Declassamento quasi certo per il teatro, sdegno e forti polemiche in città. Interrogazione dem in parlamento. Giani: "Impostazione da Minculpop". Fratelli d’Italia: "Disastro annunciato, adesso la sindaca spieghi".
Uno "schiaffo" a Firenze "quasi da Minculpop", un "attacco senza precedenti", una "ritorsione politica". Oppure la "conseguenza delle scelte della giunta Funaro". Intanto oggi, pur "schifato", il direttore artistico della Pergola Stefano Massini presenterà il cartellone per la stagione 2025-2026. Il possibile, forse probabile declassamento della Pergola voluto dalla commissione consultiva per il teatro del ministero della cultura, con i tre membri in rappresentanza degli enti locali che si sono dimessi in aperta contestazione con la maggioranza espressione ministeriale, ha scatenato una bufera politica. Comunicazioni ufficiali non ci sono ma, secondo quanto riferito dall’Adnkronos, la commissione si sarebbe limitata a non esprimere alcuna valutazione basandosi sul fatto che il progetto triennale presentato dalla Fondazione che gestisce il teatro non presenta elementi sufficienti a mantenere lo status di teatro nazionale. E questo apre la strada al declassamento a Teatro delle Città con conseguente rischio di tagli dei finanziamenti. Il centrosinistra parla di attacco politico a Firenze del ministro Giuli e del governo, mentre FdI mette nel mirino la giunta.
Se la sindaca, in particolare, parla di "decisione senza precendenti" annunciando ricorso al Tar, il governatore Eugenio Giani evoca il Minculpop: "Esprimo una fortissima preoccupazione. I tre commissari che si sono dimessi hanno denunciato una logica di strumentalizzazione partitica nei confronti di Firenze e della Toscana. Quanto emerge appare gravissimo e riteniamo fondamentale dissipare ogni dubbio circa l’impostazione ideologica, quasi da ’MinCulPop’, che sembra emergere". Per il senatore Iv Matteo Renzi "declassare la Pergola per ragioni ideologiche è uno schiaffo a Firenze e alla cultura. Il ministro dell‘ignoranza Giuli si dovrebbe vergognare". Parla di "una vera e propria rappresaglia politica" anche il presidente del consiglio regionale Antonio Mazzeo.
Per il direttore artistico Stefano Massini si tratta di "una pagina gravissima, senza precedenti nella storia del teatro italiano. Una pagina che mi vede schifato fino agli urti di vomito", come ha scritto ieri sui social denunciando anche "la farsa di questa sparatoria da saloon". Il deputato Federico Gianassi ha annunciato un’interrogazione: "È in atto una ritorsione politica. Non accetteremo questo affronto".

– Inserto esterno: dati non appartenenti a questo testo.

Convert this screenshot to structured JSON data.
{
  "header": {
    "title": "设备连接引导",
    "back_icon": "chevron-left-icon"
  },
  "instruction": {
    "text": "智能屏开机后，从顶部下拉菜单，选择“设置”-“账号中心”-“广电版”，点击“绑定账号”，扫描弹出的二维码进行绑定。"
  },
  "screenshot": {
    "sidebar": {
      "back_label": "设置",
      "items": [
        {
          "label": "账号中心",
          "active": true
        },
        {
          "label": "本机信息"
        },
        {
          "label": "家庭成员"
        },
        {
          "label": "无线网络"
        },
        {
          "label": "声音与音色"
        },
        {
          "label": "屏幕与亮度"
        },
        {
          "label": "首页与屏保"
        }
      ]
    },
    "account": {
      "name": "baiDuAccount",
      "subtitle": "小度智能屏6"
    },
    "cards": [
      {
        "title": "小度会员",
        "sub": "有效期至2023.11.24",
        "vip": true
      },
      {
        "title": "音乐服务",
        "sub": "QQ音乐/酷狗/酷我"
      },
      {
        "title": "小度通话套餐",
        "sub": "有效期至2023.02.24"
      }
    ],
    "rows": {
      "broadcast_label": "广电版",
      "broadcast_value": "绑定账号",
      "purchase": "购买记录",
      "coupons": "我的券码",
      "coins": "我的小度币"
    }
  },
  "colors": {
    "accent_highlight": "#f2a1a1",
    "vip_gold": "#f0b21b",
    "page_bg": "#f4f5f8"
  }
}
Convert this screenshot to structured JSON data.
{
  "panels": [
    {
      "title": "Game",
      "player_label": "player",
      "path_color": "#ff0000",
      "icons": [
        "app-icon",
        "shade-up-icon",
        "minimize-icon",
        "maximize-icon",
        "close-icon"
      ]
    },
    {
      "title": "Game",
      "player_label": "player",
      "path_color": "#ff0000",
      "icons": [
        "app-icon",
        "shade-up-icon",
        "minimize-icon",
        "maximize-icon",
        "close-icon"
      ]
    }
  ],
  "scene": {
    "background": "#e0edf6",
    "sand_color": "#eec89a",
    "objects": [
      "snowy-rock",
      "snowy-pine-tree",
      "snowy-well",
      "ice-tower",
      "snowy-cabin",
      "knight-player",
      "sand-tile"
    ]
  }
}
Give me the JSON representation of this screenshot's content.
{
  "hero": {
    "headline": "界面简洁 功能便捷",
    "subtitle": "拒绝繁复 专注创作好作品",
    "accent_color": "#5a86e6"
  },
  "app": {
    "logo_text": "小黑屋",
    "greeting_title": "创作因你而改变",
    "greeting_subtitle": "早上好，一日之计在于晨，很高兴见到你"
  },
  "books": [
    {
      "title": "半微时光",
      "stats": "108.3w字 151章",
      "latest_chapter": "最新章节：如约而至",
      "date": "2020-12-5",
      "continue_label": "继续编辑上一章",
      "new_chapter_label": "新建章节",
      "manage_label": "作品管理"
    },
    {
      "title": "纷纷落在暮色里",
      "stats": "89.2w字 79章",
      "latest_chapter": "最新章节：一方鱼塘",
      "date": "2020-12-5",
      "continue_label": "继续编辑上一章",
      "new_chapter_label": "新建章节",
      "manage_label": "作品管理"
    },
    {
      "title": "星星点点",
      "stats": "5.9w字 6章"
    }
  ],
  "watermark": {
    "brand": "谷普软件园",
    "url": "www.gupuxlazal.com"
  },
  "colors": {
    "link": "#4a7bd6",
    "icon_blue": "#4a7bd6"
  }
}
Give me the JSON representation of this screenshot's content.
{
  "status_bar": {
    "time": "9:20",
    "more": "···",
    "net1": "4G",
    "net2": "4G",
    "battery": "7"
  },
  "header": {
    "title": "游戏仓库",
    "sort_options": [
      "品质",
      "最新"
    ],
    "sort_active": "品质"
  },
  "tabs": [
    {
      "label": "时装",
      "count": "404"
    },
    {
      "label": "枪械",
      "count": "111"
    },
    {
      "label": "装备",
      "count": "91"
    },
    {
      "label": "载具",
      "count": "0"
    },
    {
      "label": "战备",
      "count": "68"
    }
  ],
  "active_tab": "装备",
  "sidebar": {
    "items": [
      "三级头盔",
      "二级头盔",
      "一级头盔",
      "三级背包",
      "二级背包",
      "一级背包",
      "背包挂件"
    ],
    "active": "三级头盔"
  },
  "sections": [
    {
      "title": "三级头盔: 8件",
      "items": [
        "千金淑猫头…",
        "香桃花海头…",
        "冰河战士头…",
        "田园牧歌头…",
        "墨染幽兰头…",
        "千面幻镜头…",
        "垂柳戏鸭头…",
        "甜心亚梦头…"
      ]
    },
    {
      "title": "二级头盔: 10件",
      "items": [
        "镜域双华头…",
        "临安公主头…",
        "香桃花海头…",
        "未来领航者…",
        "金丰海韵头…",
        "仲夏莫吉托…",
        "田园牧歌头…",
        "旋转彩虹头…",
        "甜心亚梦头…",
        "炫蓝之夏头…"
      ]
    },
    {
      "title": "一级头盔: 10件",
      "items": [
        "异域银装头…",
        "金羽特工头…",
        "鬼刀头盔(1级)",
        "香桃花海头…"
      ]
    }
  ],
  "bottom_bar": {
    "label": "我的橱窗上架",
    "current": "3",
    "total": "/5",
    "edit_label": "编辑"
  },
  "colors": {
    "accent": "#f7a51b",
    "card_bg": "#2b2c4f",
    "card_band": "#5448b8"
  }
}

"La verità è che la Pergola è vittima delle scelte irresponsabili della sindaca Funaro. Abbia il coraggio di ammetterlo – contrattacca il senatore FdI Paolo Marcheschi –. È questo il vero motivo per cui ha perso il riconoscimento. Le scelte avventate di Funaro sul teatro, sulla programmazione, e le incongruenze di bilancio, rendono obbligato il declassamento, nel rispetto dei soldi dei contribuenti. Ci aspettiamo che il sindaco chiarisca al più presto se intende continuare a subordinare la cultura alla logica della fedeltà politica". Anche Alessandro Amorese, capogruppo FdI in commissione cultura della Camera, punta il dito contro la sindaca: "Le vere responsabilità stanno nella sua condotta. Un teatro può essere declassato solo se non rispetta dei criteri tecnici. Se è questo il motivo, come è possibile che un progetto sia stato presentato senza tenere conto dei requisiti di legge necessari?". Insistono sul punto i consiglieri FdI in Comune Angela Sirello e Matteo Chelli: "Siamo sbalorditi dal finto stupore della sindaca. È lei la principale responsabile di questo disastro annunciato. Per mesi ha gestito il teatro come fosse un giocattolo personale, ignorando ogni allarme, trattando un patrimonio culturale nazionale con arroganza e pressapochismo. La questione non è politica, come adesso vuol far credere il Pd fiorentino, ma si tratta di rispetto delle regole, di rigore e di trasparenza nella gestione della spesa pubblica. Le forzature che ha fatto Funaro sono troppe, dalla nomina di un direttore artistico plenipotenziario non previsto dallo Statuto, alla convocazione di un cda scaduto per risolvere il contratto a titolo oneroso del dg. L’esperienza tragica del Maggio rappresenta un metodo del Pd fiorentino da scongiurare".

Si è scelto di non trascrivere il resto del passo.